Although air pollution levels in the Melbourne are relatively low, when possible, I avoid running or riding on busy roads. Similarly I try to miss areas where there are lots of grass or trees during spring. Like many asthmatics, pollution and pollen make my asthma worse, especially when I’m inhaling more air during aerobic activity. Cold weather is also a strong trigger for my asthma due to the dryness of the air. When exercising, especially at intense levels, our default is to mouth breath, which doesn’t have the humidifying benefit of the nose. Nasal breathing is even more important when the air quality is low or the temperatures are frigid. Focusing on nasal breathing helps protect the airways by humidifying, warming, and cleaning the air entering the lungs. I also find that wearing a fleece or a scarf to cover my mouth is useful when the temperatures are particularly low. Additionally, air quality is generally better in the morning, so when I find myself travelling or racing in a city with high pollution or pollen levels, I do my sessions early in the day.

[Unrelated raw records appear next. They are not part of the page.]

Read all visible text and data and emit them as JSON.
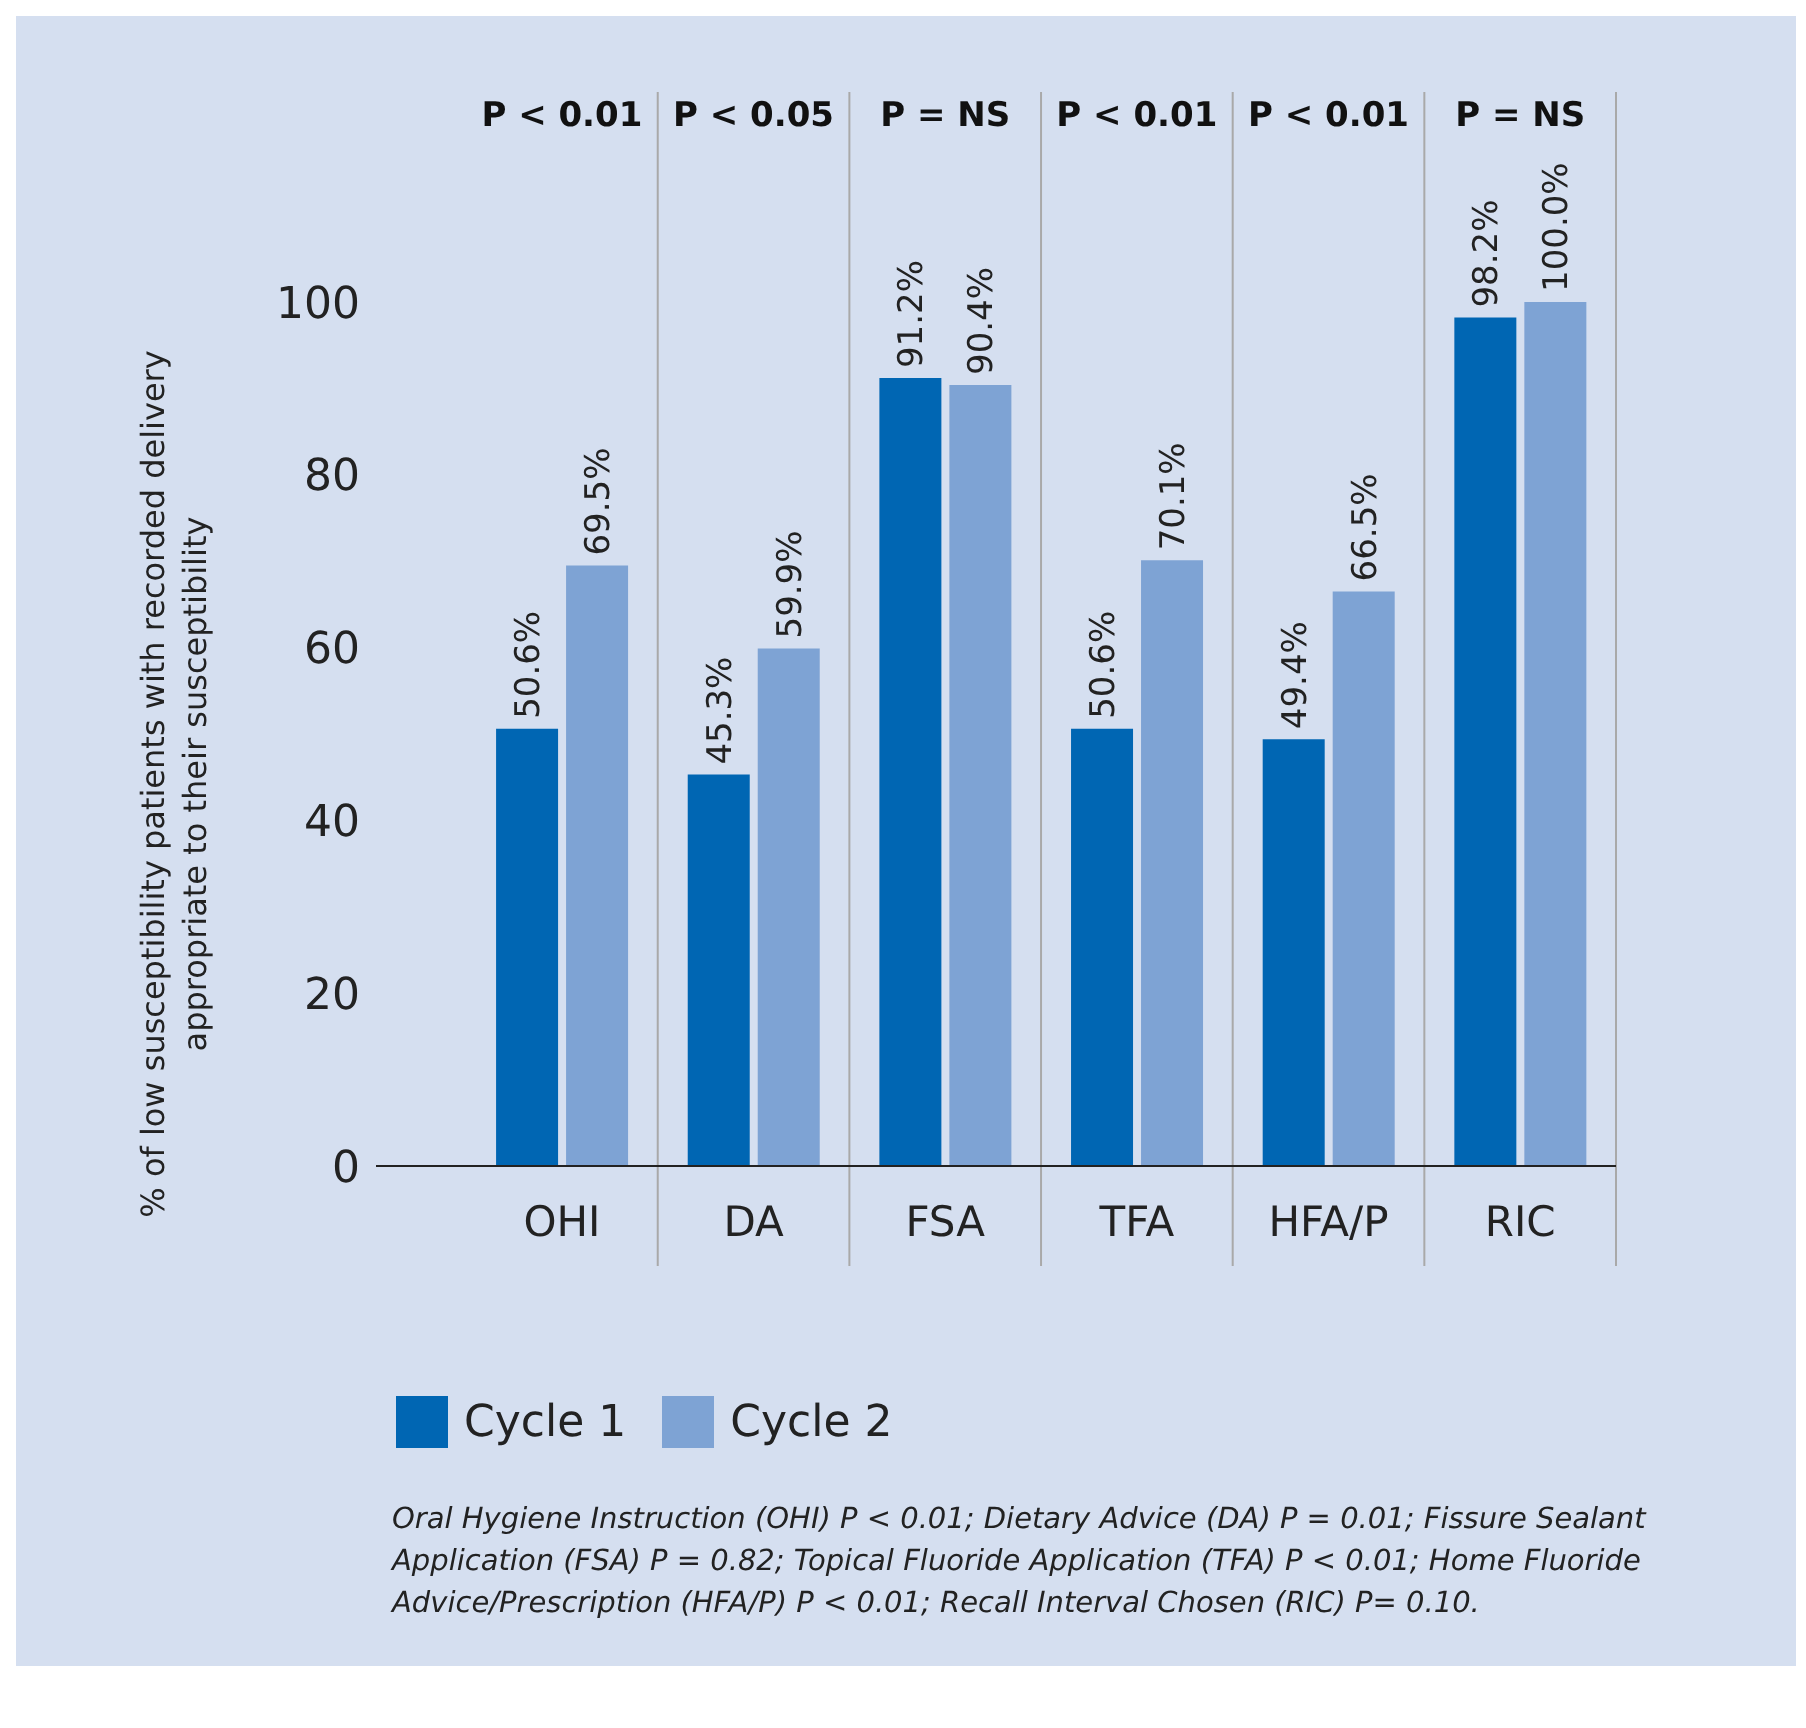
{
  "chart_data": {
    "type": "bar",
    "ylabel": "% of low susceptibility patients with recorded delivery appropriate to their susceptibility",
    "categories": [
      "OHI",
      "DA",
      "FSA",
      "TFA",
      "HFA/P",
      "RIC"
    ],
    "series": [
      {
        "name": "Cycle 1",
        "color": "#0066b3",
        "values": [
          50.6,
          45.3,
          91.2,
          50.6,
          49.4,
          98.2
        ],
        "value_labels": [
          "50.6%",
          "45.3%",
          "91.2%",
          "50.6%",
          "49.4%",
          "98.2%"
        ]
      },
      {
        "name": "Cycle 2",
        "color": "#7ea3d4",
        "values": [
          69.5,
          59.9,
          90.4,
          70.1,
          66.5,
          100.0
        ],
        "value_labels": [
          "69.5%",
          "59.9%",
          "90.4%",
          "70.1%",
          "66.5%",
          "100.0%"
        ]
      }
    ],
    "ylim": [
      0,
      100
    ],
    "yticks": [
      0,
      20,
      40,
      60,
      80,
      100
    ],
    "grid": "x",
    "legend": "bottom left",
    "annotations": [
      "P < 0.01",
      "P < 0.05",
      "P = NS",
      "P < 0.01",
      "P < 0.01",
      "P = NS",
      "Oral Hygiene Instruction (OHI) P < 0.01; Dietary Advice (DA) P = 0.01; Fissure Sealant Application (FSA) P = 0.82; Topical Fluoride Application (TFA) P < 0.01; Home Fluoride Advice/Prescription (HFA/P) P < 0.01; Recall Interval Chosen (RIC)  P= 0.10."
    ]
  }
}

Focus on deep slow breathing

If you’re a runner or cyclist who loves intervals then good news (!): well-utilised recovery in between intervals can be perfect for minimising sports induced asthma. The recovery aspect of intervals gives your lungs time to recover as well as your legs. I try and use the time to focus on deep, slower breathing through my mouth and nose, as well as lowering my heart rate. Bursts of interval running also serve as triggers of minor respiratory muscle spasms and symptoms. By warming up the lungs properly, I find that I am less likely to suffer from serious spasms later on during a longer run.

As asthmatics are less efficient nasal breathers than non-asthmatics, using the Turbine is a simple and easy way to remind me to breath slowly and deeply through my nose.

I hope some of these tips can help you avoid asthma during exercise.